Dire che siamo alle battute iniziali di un ‘me-too’ dell’adv nazionale non è probabilmente esagerato. E’ indubbio che la questione ‘molestie nell’advertising’ è quella che per adesso più sta infervorando le discussioni e le polemiche tra quadri e vertici delle agenzie di pubblicità, tra la curiosa attenzione degli utenti. Più dei premi assegnati dal Festival della Creatività di Cannes attualmente in corso sulla Croisette. E con la platea interessata alla querelle che sta man a mano allargandosi.   

Predicare bene e razzolare male

La storia è spinosa e delicata. Perchè racconta di atteggiamenti e dinamiche sessiste nel ‘dorato’ (?) mondo dell’adv. Di personaggi deprecabili o presunti tali che riescono a rimanere impuniti. Di persone ‘distrutte’, che non hanno la forza di denunciare i soprusi subiti, se non anonimamente sui social.

Una situazione della stessa gravità di quella di altri settori del nostro scenario della cultura e dei media (tv e cinema), che dopo l’esplosione in Usa del movimento #me-too si sono trovati ‘esposti’ e fragili su questo aspetto critico.

La pubblicità rischia forse ancora di più, perchè ha un problema di coerenza tra quello che fa e quello che dice. I messaggi di commercial e spot, infatti, puntano sempre di più sul cosiddetto ‘purpose’. E quindi su valori, etica, principi, attenzione alla diversity e all’inclusione.

E’ su questi argomenti che le agenzie di questi tempi mobilitano la sensibilità e i comportamenti dei propri clienti. E suona così come paradossale che nella routine di tutti i giorni si possano avere comportamenti scorretti verso le proprie persone e talenti.

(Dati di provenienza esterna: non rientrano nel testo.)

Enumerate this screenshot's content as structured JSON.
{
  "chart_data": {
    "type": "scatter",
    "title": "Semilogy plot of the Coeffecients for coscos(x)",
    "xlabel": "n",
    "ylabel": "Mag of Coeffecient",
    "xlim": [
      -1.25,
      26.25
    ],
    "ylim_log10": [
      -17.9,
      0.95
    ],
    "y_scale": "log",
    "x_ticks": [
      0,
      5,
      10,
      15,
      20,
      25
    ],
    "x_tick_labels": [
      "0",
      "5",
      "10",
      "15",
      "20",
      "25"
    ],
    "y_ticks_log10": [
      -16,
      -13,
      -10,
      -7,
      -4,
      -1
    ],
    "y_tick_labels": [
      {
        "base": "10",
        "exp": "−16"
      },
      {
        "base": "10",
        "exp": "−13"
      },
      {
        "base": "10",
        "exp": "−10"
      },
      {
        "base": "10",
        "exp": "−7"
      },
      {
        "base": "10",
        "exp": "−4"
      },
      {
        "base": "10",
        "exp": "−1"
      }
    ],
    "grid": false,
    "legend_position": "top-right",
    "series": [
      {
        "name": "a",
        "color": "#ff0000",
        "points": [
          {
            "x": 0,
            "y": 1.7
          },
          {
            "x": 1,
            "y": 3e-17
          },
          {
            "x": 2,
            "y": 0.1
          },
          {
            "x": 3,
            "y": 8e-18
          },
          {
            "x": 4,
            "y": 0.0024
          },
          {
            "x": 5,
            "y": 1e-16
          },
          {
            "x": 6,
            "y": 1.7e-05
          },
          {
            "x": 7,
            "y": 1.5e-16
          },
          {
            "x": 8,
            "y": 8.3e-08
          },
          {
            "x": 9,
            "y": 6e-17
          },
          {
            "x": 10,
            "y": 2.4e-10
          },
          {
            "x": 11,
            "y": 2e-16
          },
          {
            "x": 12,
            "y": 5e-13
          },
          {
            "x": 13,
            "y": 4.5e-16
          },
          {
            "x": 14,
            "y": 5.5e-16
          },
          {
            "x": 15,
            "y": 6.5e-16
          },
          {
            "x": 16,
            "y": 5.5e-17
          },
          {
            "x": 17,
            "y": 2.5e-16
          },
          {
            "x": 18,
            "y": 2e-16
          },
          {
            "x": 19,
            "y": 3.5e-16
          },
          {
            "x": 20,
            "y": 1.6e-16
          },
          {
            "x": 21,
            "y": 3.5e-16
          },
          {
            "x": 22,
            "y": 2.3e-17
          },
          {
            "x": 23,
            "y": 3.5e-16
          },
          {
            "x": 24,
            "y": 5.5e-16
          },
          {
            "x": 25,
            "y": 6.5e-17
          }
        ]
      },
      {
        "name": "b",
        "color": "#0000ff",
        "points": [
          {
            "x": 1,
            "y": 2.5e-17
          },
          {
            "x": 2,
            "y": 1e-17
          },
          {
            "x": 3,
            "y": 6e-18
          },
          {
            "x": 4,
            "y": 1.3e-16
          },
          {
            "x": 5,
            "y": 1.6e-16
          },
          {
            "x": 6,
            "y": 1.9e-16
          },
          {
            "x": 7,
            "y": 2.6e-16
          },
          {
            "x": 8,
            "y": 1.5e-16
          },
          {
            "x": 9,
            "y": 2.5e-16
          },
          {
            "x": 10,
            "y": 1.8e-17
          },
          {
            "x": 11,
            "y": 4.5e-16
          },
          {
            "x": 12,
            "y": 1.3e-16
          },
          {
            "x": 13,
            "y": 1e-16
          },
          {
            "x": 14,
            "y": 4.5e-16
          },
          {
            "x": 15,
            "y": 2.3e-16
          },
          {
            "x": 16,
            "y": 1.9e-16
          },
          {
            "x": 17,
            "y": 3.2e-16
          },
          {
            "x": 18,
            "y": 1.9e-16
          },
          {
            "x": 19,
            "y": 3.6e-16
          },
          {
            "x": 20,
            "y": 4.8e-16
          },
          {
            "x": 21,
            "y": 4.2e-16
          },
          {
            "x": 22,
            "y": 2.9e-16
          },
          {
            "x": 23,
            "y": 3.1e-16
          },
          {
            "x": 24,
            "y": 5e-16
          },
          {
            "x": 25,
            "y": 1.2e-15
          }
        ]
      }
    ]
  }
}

La vicenda è esplosa sulla stampa nazionale

Hanno dedicato spazio alla vicenda anche il Corriere della Sera, Repubblica e Il Fatto. Da alcune ore, sui grandi giornali sono arrivati i riverberi ufficiali di polemiche, accuse, tensioni che per giorni erano state di attualità soprattutto online, su siti e pagine social destinati agli addetti ai lavori. E ora hanno annunciato verifiche puntuali e approfondimenti sul tema le varie associazioni rappresentative: Ferpi, UNA, Adci.

Alle origini della crisi

In origine la vicenda, in sintesi, è stata innescata da un’intervista ad un blog dell’ex presidente Adci (in carica per due mandati), Massimo Guastini. Che ha ancora fatto pesantissime accuse ad un suo collega blasonato, a distanza di alcuni anni da una prima querelle diretta e senza filtri con lo stesso soggetto.

Massimo Guastini

Per esemplificare il clima sessista in cui – secondo lui – si lavora anche attualmente in molte agenzie di pubblicità, Guastini ha poi pure citato una vecchia chat dell’agenzia We Are Social, piena ai tempi (nel suo racconto e ora anche nelle testimonianze social) di contenuti inaccettabilmente aggressivi e spinti.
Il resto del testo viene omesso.